Ilutrasi: pemimpin wanita |
Undang Undang No.39 Tahun 1999 tentang Hak Asasi Manusia dalam pasal 46 menyebutkan bahwa sistem pemilihan umum, kepartaian, pemilihan anggota badan legislatif, dan sistem pengangkatan di bidang eksekutif, yudikatif, harus menjamin keterwakilan wanita sesuai syarat yang ditentukan.
Yang dimaksud dengan keterwakilan dalam pasal tersebut, adalah pemberian kesempatan dan kedudukan yang sama bagi perempuan untuk melaksanakan peranan dalam bidang politik menuju keadilan dan kesetaraan jender. Dalam keanggotaan partai politik pasca orde baru, keberadaan wanita minimal 30% dari seluruh anggota.
Namun, posisi perempuan kadang diperdebatkan oleh banyak pihak, terutama untuk menjadi seorang pemimpin. Terutama oknum yang fanatik agama, kalimat ar-rijalu qowwamuna ‘ala an-nisa (QS: an Nisa) ikut m enegaskan posisi wanita selalu berada di bawah laki-laki. Padahal, dalam Quran terdapat juga term khalifah, al-insan, basyar, dan bani adam yang di dalamnya tercakup laki-laki dan perempuan, artinya itu adalah pengokohan terhadap ide kesetaraan tanpa diskriminasi antara keduanya.
Perempuan Pra Islam
Sebelum datang Islam, kedudukan perempuan benar-benar di bawah keterpurukan, eksistensi perempuan saat itu sama sekali tidak ada. Mereka dianggap sebagai budak, atau sarana pelampiasan seks belaka. Tak jarang mereka dianggap sebagai penghalang untuk kemajuan bangsa, hingga ketika ada bayi perempuan lahir, mereka tak segan untuk menguburnya hidup-hidup.

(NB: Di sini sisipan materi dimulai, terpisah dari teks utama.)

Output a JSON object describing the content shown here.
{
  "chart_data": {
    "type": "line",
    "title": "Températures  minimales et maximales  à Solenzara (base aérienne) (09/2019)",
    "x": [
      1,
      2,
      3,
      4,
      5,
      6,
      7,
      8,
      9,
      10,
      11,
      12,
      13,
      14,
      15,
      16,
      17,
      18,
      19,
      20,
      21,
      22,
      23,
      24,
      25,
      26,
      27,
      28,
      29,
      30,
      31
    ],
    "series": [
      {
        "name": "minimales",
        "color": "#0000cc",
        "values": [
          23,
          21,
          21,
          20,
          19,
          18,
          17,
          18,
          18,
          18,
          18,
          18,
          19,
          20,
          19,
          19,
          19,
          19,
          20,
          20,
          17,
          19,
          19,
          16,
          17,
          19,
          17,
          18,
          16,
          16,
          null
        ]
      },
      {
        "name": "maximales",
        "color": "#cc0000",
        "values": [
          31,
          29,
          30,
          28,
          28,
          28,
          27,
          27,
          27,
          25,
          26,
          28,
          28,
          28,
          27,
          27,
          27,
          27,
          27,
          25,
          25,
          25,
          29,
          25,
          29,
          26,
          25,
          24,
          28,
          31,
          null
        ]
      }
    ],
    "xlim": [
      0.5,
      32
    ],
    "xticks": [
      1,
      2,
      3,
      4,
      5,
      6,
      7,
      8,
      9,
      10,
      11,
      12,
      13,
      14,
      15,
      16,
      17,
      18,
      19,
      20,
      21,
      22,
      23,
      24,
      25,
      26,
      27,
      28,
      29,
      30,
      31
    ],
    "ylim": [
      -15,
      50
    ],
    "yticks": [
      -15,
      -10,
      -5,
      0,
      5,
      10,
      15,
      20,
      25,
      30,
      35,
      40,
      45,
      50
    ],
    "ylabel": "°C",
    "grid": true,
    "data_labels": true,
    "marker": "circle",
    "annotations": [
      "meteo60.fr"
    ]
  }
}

Diskriminasi jender antara laki-laki dan perempuan banyak dijumpai dalam kultur ini, dan perempuan kerap menjadi korbannya (Said Aqil, 2012:243). Hal itu terjadi karena laki-laki dipandang memiliki banyak kelebihan atas perempuan. Bahkan sebagian besar negara di dunia, posisi perempuan berada dalam keadaan yang tidak memuaskan dibandingkan dengan laki-laki. Baik itu pembangunan politik, sosial-budaya, ekonomi, maupun pendidikan.
Feminisme dalam Islam
Beberapa kelompok kadang salah memaknai posisi perempuan dalam Islam, kalimat ar-rijalu qowwamuna ‘ala an-nisa seakan menempatkan posisi perempuan tidak bisa lebih dari laki-laki. Padahal, kronolgi turunnya ayat tersebut bukan karena perempuan tak bisa apa-apa atau tak mampu sejajar (peran sosial) dengan seorang laki-laki, melainkan bermula dari kisah isteri Saad ibn Rabi’, Habibah binti Zaid ibn Abi Hurairah menolak ajakannya untuk bergaul.
Selain ayat tersebut, hadis yang diriwayatkan oleh Imam al-Bukhori “tidak akan bahagia suatu kaum yang menyerahkan urusannya (mengangkat penguasa) kepada seorang perempuan”. Sebab turunnya ayat ini, ternyata bukan karena perpempuan yang tak bisa memimpin, tetapi karena penolakan ajakan Muhammad untuk masuk islam kepada Kisra Anusyirwan (penguasa imperium Persia yang beragama majusi). Hadist ini menafsirkan bahwa objeknya bukan umum untuk seluruh perempuan, tetapi hanya ditujukan untuk Kisra Anusyirwan, Dan hadist itu juga bukan sebuah larangan, melainkan hanya berita.
Perempuan Boleh Memimpin
Tak sedikit ulama kontemporer saat ini mengeluarkan ijma’ mengenai dibenarkan atau diperbolahkannya perempuan menduduki kursi pemerintahan termasuk menjadi pemimpin (presiden).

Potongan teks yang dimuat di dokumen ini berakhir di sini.